S.J. - Qu'ils continuent à travailler ! Quand Bismarck a introduit la retraite en Allemagne, l'espérance de vie moyenne était de 65 ans, et il a établi l'âge de la retraite à 65 ans ! Donc, seuls ceux qui survivaient avaient droit à la retraite. Quand je siégeais au conseil de la Régie des rentes du Québec, on visait à augmenter l'âge de la retraite. Aujourd'hui, les femmes vivent en moyenne jusqu'à 84 ans et les hommes, autour de 80. Mais ils peuvent prendre leur retraite à 60 ans. Ça n'a aucun sens que les gens soient à la retraite pendant 15 ou 20 ans de leur vie. Ils ne produisent rien pour le pays. En plus, les gens ont moins d'enfants.

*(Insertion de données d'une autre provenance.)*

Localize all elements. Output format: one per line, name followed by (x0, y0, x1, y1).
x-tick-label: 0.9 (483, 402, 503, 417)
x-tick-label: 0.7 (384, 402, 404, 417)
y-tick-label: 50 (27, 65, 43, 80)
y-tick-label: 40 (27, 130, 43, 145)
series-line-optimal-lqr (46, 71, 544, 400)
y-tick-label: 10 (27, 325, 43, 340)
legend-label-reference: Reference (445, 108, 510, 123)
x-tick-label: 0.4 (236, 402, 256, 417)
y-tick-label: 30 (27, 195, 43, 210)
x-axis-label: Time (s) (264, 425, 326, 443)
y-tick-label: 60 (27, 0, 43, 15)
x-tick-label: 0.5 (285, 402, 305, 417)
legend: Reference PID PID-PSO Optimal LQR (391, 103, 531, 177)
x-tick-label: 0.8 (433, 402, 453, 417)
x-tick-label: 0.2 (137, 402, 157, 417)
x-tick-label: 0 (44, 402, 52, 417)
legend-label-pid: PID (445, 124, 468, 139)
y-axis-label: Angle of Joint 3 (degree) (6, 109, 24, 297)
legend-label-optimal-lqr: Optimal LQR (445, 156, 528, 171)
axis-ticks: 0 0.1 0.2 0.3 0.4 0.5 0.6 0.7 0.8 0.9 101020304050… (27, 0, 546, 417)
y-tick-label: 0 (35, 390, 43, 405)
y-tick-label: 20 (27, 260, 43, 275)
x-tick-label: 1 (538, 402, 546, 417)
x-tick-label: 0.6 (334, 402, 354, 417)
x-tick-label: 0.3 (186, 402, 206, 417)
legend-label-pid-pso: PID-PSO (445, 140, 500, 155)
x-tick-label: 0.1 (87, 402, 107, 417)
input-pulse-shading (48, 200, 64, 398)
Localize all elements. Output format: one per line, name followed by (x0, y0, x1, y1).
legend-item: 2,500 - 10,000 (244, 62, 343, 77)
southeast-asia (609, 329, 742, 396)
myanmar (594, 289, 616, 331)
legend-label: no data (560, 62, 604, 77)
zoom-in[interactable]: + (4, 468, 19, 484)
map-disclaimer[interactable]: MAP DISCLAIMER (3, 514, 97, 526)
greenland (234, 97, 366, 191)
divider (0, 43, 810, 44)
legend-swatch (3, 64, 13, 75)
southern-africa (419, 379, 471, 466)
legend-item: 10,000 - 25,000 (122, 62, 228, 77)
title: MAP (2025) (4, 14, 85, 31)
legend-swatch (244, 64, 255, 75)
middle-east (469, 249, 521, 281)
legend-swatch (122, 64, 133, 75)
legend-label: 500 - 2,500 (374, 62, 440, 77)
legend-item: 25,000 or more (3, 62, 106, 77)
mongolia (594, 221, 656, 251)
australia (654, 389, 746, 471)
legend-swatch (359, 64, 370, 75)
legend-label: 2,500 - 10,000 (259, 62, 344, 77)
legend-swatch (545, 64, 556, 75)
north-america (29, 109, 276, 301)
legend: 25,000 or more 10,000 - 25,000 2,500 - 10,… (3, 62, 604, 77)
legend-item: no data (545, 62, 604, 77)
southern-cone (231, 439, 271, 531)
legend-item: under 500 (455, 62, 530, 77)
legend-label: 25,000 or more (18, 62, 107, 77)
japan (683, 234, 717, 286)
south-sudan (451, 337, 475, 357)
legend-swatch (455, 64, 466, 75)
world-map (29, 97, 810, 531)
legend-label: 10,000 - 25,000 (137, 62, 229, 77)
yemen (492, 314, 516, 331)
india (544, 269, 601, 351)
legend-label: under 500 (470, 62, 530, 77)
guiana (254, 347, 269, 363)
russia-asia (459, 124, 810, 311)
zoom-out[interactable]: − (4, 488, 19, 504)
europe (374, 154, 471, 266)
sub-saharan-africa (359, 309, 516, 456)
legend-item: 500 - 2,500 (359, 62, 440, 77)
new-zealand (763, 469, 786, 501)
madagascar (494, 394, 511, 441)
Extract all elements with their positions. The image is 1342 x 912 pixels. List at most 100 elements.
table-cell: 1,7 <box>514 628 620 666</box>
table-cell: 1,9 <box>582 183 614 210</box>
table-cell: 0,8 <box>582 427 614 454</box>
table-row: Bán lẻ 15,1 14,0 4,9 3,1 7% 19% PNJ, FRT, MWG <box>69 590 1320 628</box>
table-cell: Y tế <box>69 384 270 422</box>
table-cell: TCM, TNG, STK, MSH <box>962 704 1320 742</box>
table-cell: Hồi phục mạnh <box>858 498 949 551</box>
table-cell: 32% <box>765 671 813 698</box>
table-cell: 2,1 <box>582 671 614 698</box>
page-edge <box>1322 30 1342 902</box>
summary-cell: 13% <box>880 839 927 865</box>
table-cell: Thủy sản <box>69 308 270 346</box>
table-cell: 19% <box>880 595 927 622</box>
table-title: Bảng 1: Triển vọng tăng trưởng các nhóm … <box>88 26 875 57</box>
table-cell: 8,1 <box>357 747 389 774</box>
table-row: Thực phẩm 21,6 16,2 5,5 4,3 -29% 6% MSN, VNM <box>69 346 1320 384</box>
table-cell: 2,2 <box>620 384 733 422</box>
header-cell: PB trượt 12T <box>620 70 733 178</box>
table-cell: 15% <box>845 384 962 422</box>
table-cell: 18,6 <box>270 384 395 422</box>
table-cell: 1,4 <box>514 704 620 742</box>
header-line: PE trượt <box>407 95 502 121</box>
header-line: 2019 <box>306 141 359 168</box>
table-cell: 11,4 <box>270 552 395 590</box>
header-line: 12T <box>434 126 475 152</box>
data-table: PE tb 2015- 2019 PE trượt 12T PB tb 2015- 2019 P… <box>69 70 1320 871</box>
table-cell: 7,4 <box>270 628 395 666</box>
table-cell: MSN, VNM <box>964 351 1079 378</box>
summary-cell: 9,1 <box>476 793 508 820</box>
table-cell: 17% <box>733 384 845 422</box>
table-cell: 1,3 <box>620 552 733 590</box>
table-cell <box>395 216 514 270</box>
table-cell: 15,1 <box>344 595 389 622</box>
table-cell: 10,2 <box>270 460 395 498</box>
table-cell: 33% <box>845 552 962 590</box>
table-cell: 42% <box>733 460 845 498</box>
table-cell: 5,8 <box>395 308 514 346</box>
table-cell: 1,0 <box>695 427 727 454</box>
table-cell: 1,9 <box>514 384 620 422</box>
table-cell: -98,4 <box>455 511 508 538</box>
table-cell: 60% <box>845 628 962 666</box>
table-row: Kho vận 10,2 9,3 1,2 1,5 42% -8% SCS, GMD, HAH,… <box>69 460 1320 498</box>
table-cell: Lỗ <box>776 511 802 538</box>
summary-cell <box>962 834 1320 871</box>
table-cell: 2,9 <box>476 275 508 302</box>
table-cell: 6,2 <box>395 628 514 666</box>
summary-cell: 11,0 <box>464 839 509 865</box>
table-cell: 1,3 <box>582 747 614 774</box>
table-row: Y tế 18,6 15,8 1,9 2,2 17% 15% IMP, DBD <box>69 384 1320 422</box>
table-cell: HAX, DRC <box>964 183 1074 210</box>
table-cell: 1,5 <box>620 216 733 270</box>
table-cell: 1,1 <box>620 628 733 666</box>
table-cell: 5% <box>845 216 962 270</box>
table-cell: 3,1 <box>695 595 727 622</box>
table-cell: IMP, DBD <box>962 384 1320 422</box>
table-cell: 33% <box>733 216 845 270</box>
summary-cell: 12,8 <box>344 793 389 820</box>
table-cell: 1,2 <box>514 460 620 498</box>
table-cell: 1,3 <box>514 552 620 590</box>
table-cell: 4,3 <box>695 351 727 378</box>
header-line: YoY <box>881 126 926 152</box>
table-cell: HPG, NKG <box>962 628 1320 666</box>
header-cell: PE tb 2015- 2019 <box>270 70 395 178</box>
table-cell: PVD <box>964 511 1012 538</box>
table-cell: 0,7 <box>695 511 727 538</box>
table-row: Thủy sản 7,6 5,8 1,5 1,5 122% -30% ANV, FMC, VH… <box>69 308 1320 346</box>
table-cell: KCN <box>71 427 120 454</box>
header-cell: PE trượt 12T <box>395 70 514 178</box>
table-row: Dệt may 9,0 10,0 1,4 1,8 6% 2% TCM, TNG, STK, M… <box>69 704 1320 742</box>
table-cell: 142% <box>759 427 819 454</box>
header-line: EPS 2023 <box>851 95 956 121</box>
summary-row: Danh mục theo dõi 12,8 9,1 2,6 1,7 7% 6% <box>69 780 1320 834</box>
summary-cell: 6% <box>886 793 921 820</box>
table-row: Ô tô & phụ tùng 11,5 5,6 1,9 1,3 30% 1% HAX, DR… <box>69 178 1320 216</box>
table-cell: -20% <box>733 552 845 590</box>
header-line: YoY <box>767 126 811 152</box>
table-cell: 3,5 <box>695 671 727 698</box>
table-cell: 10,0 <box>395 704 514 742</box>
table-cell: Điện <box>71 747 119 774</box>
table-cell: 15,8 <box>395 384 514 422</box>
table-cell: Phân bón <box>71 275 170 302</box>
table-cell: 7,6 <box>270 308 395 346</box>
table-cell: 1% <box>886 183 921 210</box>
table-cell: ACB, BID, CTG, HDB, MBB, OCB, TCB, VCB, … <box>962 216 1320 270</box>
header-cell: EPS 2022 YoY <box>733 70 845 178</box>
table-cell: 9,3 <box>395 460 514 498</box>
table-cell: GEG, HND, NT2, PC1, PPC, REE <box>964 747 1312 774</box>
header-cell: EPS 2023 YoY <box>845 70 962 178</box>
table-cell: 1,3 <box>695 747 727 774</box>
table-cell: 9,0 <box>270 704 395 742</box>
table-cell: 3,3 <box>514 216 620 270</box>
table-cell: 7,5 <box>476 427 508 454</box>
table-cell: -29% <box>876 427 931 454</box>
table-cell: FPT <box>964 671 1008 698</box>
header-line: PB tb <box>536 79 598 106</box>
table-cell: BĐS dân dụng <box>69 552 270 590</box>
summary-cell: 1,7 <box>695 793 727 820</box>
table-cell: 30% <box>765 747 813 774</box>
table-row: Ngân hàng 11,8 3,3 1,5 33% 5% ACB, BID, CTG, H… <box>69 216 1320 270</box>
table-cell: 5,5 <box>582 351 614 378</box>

C'est donc un fardeau énorme pour la société.

L.A. - Alors, vous croyez qu'il faut augmenter l'âge de la retraite. À combien ?

S.J. - À 70 ans, et même plus.

L.A. - Mais à 70 ans, si une personne a commencé à travailler à 20 ans dans le secteur minier par exemple, dans des conditions difficiles, n'est-ce pas exagéré ?

S.J. - Il peut y avoir des exceptions. Mais on ne peut pas avoir des régimes qui favorisent les gens qui travaillent dans le secteur public et qui sont soutenus par d'autres qui prennent des risques en travaillant dans le secteur privé [sans sécurité d'emploi]. M.V.

De la relève dans la famille ?

Des quatre enfants de Stephen Jarislowsky, seule une fille, Alexandra, travaille au sein de la firme. «C'est la seule qui s'est intéressée au secteur financier», dit son père.

À la tête d'un petit bureau à New York, elle fait de la recherche dans le secteur médical pour la firme. Elle a étudié à la Brown University du Rhode Island et est titulaire d'un MBA de l'Université Harvard. À l'occasion, elle vient à Montréal, car elle siège au conseil d'administration.

Quand on lui demande qui prendra la relève lorsqu'il ne sera plus là, Stephen Jarislowsky répond : «J'espère que Pierre [Lapointe, l'actuel président du comité de direction] et les trois autres [membres de ce comité] continueront à bien faire leur travail.»

Alexandra, bien installée à New York avec sa petite famille, pourrait-elle néanmoins succéder à son père ? «Je ne dis pas qu'elle ne pourrait pas prendre la direction, mais il faudrait aussi l'approbation de 50 % des autres voix [qui appartiennent aux associés]», répond-il prudemment.

La famille Jarislowsky contrôle toujours les actifs de la firme, mais elle a donné la moitié des droits de vote aux associés. M.V.